Kurgat, unbeaten in 5 races this fall, including repeat Big 12 and Midwest Regional titles, knew what his goal was after taking 3rd last year at last year’s Nationals at Wisconsin. “Yesterday [at the premeet press conference] I saw pictures of past champions,” he said, “and I was, like, ‘I want to win gold, I want to be one of them,’ so it just kept motivating me. I was, like, ‘Go out today and show up.’ I was really optimistic and really strong and my coach [Cyclone assistant Jeremy Sudbury] kept motivating me. I knew I could do something special.”
It turned out to be pretty elementary, really, like Racing 101, as the favorite had the confidence to stick with his race plan despite a substantial early breakaway from the field by Virginia Tech’s Pete Seufer. “I was not worried,” Kurgat analyzed. “I knew I still had a lot of energy.”
Having fallen short of Morgan McDonald and Grant Fisher at last year’s meet, Kurgat wasn’t going to be denied this time around, gradually gaining on Seufer and then emphatically pushing into the lead for good with about 2K left. Unlike last year, he didn’t have to chase after anyone and more or less coasted down the long finishing straight for a comfortable win despite fast-closes by 2–3 placers Joe Klecker and Conner Mantz.
It’s a long way from Eldoret, Kenya, to Ames, Iowa, but Kurgat has made a seemingly seamless transition to the Big 12 school after a stop at Tennessee–Martin, for which he took 21st in the ’17 meet.

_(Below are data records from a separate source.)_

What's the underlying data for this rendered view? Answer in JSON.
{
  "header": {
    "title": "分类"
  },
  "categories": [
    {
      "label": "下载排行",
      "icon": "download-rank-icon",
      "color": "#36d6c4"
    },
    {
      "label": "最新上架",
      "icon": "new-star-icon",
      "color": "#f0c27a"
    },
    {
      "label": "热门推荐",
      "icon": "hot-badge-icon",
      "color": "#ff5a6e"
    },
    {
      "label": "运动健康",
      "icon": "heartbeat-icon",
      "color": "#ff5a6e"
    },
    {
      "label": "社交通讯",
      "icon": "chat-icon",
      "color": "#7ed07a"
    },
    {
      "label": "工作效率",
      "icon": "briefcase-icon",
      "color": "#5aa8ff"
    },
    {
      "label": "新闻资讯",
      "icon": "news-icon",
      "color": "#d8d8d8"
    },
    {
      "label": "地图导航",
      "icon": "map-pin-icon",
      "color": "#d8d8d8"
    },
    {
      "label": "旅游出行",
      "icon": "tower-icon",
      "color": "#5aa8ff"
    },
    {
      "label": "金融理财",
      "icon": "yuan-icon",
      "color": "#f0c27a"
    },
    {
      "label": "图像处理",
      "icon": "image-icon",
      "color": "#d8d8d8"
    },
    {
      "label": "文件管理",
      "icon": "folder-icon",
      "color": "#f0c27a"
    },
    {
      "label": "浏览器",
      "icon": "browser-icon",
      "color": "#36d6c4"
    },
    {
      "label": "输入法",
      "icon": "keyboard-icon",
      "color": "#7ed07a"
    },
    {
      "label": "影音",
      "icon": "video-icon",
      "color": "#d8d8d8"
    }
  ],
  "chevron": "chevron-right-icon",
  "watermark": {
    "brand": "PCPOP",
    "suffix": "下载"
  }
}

Iowa State head Martin Smith lavished praise on Kurgat, as a student, as an athlete and as a role model for his teammates. The veteran coach knows of what he speaks, having coached Lesley Welch at Virginia and Tim Hacker at Wisconsin to NCAA titles. “Edwin is an extraordinary young man,” Smith said. “A very gifted student and incredibly talented athletically, but he’s equally talented as a person. He also is soft-spoken but very articulate and leads by mentoring young runners. He has the whole package.”
Kurgat talked of his team’s effort post-race and appeared as happy after his individual win as he was about Iowa State’s podium finish. That was no surprise to Smith. “He is a team player and that is reflective of the type of person and athlete he is,” the coach said. “He’s very respectful to his talent. He takes his training very seriously and he doesn’t take shortcuts or get sloppy. He works very intelligently.”
So what’s left for Kurgat as he looks to his final collegiate track season? Improvement in the Nationals is a goal. He was 5th and 7th in the last two outdoor 5Ks, so adding an oval title would be a nice capstone to his career.